Au panthéon des plus beaux mauvais films, ou des pires films de génie : Showgirls de Paul Verhoeven.

En 1995, Hollywood tremblait face à Showgirls. Censé retrouver le succès de Basic Instinct avec son réalisateur Paul Verhoeven, son scénariste Joe Eszterhas et une étiquette sulfureuse, le film à 45 millions récoltait une vingtaine de millions et surtout une réputation d'horreur filmique non identifiée et déconseillée, qui a enclenché la fin de la période hollywoodienne du cinéaste.
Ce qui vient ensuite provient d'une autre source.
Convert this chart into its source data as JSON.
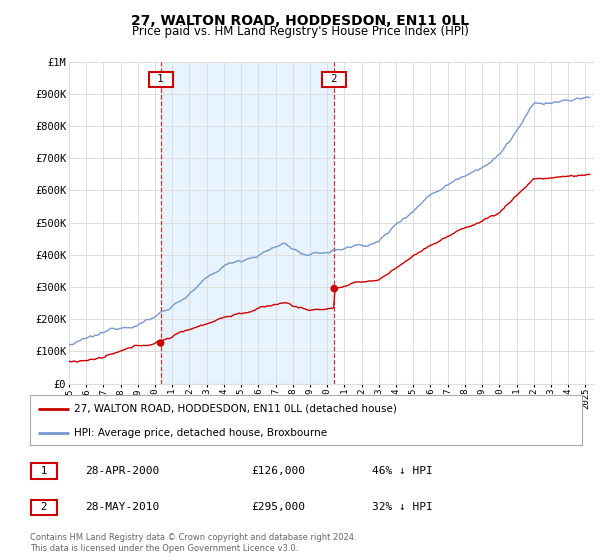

20 ans plus tard, alors qu'il termine la post-production du film Elle avec Isabelle Huppert qui sortira en 2016, le cinéaste est revenu en détails sur son film maudit pour Rolling Stone. Un long article passionnant pour les fans.

 

photo, Elizabeth Berkley

 

GENESE

"Joe Eszterhas et moi avons commencé à parler de Showgirls en 1991 ou 1992. Nous avions eu des problèmes sur Basic instinct, sur le scénario et tout ça, et nous nous étions disputés. Mais après, grâce au succès de Basic Instinct, il a changé d'avis. Donc après un an d'animosité, lors d'un charmant déjeuner à Los Aneles, il m'a parlé de quelques idées pour un autre film sur lequel on pourrait retravailler ensemble - l'une d'elles était Showgirls. L'idée était de faire un film situé à Las Vegas, où la protagoniste serait une fille qui en gros commence dans le lap-dance et arrive dans les grands spectacles des casinos. C'était l'idée originale."

"Joe a ensuite trouvé un producteur qui voulait acheter le scénario. Il a commencé à écrire, et ensuite il y a eu un scénario, mais je n'étais à mon tour pas d'accord avec lui à ce moment-là - surtout à cause du fait que l'histoire n'était pas si originale."

 

photo, Elizabeth Berkley

 

LA DANSEUSE ET LE PIRATE

"Un autre projet est soudain apparu : Crusade avec Arnold Schwarzenegger. Alors j'ai commencé à travailler sur ça, avec la même boîte de production, Carolco Pictures. Nous étions déjà en train de construire les décors de Jérusalem en Espagne lorsqu'il y a eu un problème avec les financemements. Carolco dépensait beaucoup d'argent sur un autre film, L'Ile aux pirates, et ça s'est mal terminé. Alors Crusade a été enterré et on a décidé de reprendre Showgirls."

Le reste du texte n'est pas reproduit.